12.4 What do do about confounding variables

If we think there is a factor that could be confounding, we basically have three options

  • Best: control the value of these factors. Either fix the value (preferred if we are not interested in this factor), else vary the value in a controlled way (see below).
  • Second best: randomize and measure them
  • Third best: only randomize or only measure them

Randomization means that we try to ensure that the confounding factor is not systematically correlated with the variable of interest (but can still cause problems with interactions and nonlinear relationships).

Measuring allows us to account for the effect in a statistical analysis, but cost power (see below) and, and we can’t measure everything.

Variables that we include but that are not interesting to us are often called nuisance variables.

Illustration of a randomized block design, the probably most widely used design on (observational) experiments to randomize the effect of unknown and unmeasured confounding variables. The idea of this design is that the unknown variables are likely correlated in space. By blocking all experimentally changing variables together, we avoid that they can become confounded with the unknown spatial variables.

12.5 How many replicates?

We said before that the significance level \(\alpha\) is the probability of finding false positives. This is called the type I error. There is another error we can make: failing to find significance for a true effect. This is called the type II error, and the probability of finding an effect is called power.

Power is the probability of finding significance for an effect if it’s there.

For standard statistical methods, power can be calculated. You have to look it up for your particular method, but in general assume that

  • Power goes up with increasing effect size
  • Power goes down with increasing variability in the response

This means that, unlike for the type I error which is fixed, calculation of power requires knowledge about the expected effect and the variability. This sounds really bad, but in most cases you can estimate from previous experience how much variation there will be, and in most cases you also know how big the effect has to be at least to be interesting. Based on that, you can then calculate how many samples you need.

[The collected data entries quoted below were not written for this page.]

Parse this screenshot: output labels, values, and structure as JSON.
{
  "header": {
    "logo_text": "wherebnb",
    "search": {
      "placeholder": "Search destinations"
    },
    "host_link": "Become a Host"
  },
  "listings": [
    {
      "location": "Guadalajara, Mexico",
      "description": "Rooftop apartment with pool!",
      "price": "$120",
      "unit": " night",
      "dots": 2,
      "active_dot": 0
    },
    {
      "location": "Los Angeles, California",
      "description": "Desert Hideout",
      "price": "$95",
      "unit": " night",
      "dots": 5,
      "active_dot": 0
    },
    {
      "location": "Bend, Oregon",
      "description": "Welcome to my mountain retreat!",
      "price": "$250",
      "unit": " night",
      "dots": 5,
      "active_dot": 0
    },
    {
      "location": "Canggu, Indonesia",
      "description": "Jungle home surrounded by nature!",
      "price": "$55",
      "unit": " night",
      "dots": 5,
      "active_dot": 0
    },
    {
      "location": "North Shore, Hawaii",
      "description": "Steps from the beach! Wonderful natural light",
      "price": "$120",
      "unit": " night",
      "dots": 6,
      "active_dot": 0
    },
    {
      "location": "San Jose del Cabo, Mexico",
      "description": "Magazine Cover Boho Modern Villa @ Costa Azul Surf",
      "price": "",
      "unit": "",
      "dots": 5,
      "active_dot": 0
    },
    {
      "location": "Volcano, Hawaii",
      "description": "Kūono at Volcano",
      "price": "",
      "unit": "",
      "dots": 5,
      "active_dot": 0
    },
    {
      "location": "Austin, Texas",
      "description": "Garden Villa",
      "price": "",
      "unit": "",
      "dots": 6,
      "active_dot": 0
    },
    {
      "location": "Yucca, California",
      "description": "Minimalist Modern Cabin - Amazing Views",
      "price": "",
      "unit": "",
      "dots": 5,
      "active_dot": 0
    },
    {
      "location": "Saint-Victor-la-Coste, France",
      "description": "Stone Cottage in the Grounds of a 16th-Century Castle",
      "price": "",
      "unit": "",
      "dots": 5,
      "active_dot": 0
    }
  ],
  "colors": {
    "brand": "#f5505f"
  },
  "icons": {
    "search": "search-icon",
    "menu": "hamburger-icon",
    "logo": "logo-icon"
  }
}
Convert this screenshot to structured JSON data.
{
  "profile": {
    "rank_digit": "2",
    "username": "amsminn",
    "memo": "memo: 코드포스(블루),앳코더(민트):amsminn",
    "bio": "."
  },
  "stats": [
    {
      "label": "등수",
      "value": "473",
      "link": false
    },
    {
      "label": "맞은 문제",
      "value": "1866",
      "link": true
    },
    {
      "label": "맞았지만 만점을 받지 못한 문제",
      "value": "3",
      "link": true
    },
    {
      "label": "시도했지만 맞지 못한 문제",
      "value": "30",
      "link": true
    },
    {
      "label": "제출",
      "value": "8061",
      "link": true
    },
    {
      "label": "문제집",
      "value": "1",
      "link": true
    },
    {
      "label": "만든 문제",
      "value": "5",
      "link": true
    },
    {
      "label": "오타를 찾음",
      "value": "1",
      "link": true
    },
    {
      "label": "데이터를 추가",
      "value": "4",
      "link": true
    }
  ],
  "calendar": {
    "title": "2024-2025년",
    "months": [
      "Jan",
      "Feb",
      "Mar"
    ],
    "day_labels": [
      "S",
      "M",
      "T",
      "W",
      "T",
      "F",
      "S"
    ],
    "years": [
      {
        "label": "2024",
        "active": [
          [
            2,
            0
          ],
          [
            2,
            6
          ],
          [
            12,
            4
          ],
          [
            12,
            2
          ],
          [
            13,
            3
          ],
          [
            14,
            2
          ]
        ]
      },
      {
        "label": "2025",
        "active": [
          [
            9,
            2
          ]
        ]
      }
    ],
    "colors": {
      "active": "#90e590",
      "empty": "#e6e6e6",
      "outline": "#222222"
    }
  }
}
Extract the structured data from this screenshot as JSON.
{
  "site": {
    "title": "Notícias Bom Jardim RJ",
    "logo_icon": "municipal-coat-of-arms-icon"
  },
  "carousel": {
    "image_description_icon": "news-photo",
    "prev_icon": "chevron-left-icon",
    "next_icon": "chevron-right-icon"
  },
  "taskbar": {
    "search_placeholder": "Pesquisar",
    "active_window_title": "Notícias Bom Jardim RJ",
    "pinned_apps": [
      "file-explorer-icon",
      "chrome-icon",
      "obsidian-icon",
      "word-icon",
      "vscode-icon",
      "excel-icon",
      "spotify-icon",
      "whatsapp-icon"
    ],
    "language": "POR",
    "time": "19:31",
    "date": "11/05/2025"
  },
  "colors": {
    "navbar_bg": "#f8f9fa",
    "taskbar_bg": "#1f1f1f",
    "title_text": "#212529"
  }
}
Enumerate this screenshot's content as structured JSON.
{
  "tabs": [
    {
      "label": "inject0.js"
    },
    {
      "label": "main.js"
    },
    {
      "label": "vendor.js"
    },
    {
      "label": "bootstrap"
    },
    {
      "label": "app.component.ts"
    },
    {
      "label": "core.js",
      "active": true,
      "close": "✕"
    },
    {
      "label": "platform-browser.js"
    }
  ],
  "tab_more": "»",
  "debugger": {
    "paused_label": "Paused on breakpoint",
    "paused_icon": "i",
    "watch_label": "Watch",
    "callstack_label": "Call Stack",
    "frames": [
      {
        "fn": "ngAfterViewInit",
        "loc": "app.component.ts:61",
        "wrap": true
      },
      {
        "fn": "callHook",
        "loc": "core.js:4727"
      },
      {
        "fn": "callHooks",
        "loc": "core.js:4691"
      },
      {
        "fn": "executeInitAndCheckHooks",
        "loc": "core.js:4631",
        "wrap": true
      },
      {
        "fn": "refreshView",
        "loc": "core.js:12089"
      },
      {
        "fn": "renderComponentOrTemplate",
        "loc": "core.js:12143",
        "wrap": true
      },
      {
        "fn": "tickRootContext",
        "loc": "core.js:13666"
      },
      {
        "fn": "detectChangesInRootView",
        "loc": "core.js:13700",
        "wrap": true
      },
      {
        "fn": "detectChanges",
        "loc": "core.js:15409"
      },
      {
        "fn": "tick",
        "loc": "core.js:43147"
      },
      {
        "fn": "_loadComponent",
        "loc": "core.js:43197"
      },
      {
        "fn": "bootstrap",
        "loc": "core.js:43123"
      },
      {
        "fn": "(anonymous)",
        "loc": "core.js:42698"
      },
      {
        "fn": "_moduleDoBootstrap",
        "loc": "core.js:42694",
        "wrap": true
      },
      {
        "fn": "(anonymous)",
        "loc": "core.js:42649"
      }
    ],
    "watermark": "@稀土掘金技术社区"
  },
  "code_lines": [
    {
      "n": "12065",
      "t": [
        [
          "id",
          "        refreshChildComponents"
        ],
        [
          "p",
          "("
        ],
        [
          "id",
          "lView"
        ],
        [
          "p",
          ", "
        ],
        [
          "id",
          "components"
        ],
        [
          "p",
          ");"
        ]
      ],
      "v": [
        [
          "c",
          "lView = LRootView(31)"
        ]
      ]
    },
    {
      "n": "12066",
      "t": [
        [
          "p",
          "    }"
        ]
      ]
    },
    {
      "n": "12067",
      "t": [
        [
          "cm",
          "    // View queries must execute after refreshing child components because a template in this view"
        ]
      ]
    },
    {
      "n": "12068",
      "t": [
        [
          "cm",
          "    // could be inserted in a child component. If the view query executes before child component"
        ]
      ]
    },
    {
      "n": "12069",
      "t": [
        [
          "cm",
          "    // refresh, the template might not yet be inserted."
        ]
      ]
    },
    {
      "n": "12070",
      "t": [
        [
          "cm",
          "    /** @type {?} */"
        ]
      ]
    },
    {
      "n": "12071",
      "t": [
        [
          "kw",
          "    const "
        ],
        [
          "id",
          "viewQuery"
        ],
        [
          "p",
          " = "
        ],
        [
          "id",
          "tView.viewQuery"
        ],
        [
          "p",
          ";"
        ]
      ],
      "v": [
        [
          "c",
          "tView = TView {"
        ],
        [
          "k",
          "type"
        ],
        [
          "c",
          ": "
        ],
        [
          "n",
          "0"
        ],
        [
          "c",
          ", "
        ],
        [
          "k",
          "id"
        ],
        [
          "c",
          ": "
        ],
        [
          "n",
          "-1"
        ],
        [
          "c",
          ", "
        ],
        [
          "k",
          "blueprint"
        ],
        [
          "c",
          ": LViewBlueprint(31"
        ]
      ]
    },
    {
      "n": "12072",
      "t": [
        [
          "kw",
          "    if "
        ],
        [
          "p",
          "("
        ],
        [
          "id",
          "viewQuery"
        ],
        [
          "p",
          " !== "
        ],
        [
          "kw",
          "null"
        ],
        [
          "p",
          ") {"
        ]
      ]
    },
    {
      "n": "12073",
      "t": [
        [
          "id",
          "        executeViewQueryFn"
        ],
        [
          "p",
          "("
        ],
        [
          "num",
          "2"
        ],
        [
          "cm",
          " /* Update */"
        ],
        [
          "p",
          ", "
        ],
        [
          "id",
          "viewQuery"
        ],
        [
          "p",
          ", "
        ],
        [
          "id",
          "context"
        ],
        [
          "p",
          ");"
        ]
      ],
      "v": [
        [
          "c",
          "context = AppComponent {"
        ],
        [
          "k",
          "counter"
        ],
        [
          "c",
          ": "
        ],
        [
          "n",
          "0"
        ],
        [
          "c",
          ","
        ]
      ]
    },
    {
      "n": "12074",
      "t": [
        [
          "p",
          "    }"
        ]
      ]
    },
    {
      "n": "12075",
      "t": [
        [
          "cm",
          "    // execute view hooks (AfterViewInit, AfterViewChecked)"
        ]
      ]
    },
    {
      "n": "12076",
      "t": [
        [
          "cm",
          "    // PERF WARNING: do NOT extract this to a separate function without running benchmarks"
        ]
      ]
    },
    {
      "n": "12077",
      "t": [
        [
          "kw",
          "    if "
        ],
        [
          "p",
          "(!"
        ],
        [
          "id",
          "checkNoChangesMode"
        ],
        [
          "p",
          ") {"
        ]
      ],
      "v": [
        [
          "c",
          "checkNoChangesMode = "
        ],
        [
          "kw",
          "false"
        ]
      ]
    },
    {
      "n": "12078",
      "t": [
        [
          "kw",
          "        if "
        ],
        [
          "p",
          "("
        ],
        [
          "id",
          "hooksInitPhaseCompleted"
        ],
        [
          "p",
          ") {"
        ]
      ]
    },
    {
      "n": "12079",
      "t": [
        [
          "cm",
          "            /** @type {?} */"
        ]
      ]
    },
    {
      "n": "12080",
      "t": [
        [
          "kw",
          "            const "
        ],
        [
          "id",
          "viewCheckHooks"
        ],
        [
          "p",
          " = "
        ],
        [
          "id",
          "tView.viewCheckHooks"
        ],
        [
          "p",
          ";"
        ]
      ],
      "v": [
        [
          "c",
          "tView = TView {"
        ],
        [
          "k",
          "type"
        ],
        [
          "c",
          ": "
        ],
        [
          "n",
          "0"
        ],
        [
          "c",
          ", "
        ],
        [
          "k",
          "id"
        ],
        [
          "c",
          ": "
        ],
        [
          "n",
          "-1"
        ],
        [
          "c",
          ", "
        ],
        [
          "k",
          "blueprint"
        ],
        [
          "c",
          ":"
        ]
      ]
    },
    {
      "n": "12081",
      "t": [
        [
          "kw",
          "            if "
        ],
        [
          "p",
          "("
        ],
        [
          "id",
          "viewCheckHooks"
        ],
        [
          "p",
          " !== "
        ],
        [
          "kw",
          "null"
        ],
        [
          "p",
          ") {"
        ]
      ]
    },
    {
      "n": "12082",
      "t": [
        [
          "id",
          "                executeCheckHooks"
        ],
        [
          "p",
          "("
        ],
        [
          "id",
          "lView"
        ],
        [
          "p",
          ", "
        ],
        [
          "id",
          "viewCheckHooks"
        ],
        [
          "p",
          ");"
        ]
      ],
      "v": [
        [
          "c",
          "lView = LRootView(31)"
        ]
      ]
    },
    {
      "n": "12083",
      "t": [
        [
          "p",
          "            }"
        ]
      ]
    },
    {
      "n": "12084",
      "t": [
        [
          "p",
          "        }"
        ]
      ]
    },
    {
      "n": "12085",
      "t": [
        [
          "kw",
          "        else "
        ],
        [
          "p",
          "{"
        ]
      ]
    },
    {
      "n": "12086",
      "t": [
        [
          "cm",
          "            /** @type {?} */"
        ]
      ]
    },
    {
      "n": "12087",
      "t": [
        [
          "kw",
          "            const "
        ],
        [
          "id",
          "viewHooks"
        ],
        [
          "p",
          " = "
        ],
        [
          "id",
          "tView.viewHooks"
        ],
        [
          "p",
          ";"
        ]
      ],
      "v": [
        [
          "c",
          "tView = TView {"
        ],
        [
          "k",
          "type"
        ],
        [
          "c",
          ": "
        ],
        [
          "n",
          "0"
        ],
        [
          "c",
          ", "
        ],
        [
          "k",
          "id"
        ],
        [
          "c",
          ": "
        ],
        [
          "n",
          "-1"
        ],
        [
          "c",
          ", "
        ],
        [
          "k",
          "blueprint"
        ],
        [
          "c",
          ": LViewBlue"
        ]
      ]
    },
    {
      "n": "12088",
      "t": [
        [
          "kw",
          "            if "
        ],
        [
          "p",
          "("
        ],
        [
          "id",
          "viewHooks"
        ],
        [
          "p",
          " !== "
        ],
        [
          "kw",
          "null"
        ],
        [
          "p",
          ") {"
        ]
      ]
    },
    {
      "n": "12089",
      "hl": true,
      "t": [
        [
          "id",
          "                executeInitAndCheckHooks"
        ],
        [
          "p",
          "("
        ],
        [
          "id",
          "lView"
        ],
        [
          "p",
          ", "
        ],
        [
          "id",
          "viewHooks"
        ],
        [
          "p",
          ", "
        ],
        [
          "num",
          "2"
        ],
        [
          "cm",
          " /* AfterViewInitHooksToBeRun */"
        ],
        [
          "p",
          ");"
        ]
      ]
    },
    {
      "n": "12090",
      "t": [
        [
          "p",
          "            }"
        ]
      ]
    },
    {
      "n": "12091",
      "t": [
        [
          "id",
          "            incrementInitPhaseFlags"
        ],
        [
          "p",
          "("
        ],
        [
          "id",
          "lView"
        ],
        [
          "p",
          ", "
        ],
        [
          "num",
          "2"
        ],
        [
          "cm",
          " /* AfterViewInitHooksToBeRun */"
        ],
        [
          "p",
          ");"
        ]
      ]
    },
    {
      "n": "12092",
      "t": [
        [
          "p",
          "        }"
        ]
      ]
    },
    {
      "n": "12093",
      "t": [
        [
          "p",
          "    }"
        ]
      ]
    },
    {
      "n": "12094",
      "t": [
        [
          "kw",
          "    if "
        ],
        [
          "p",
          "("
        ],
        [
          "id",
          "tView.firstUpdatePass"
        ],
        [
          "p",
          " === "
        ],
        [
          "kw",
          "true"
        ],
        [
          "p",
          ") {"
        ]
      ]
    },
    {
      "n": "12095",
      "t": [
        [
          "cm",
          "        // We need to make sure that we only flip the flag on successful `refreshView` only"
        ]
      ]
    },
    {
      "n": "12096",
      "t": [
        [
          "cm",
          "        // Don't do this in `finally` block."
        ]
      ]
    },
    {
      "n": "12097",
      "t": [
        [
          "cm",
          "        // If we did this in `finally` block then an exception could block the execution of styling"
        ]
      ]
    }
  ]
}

12.6 Check List experimental design

For each experiment, ask the following questions:

  • Clear, logically consistent question? Write it down. Read chapter about valid / good scientific questions in the lecture notes
  • Make sure you have read and considered all the issues of validity discussed in the main lecture notes. Go through the checklist validity at the end of the section in the main lecture notes.
  • Draft a design
    • Vary the variables that you need to measure to answer your questions. Decide if you are interested in main linear effects, or also nonlinear effects or interactions.
    • Write down potential confounding variables. Decide if they are better controlled, randomized or measured? Are you sure they are confounding (correlated to response AND one or several of the predictors)
    • Define the statistical hypothesis to be tested, including confounders. Write it down, as in \(height \sim age + soil * precipitation + precipitation^2\).
    • Choose how the variables will be varied in the experiment. Consider using software for this, e.g. for fractional factorial designs (in observational studies, you sometimes have limited control, but you can maybe estimate what variable combinations you will observe).
    • Blocking - try to group different treatments / most different variable combinations together. The aim is that unknown / unmeasured variables are not correlated with your experimental variables (see pseudo-replication)
    • Decide on the number of replicates. Make a guess for effect size and variability of the data, and either calculate or guess the number of replicates necessary to get sufficient power. What sufficient means depends on the field, but I would say you want to have a good chance to see an effect if it’s there, so a power of \(>80\%\) would be good.
  • Check design
    • Play through the processes of collecting your data: simulate it in your mind or in R, make up some data, write it down. Everything seems OK?
    • Play through the process of analyzing your data. Which method? Can you answer your question? Do a power analysis!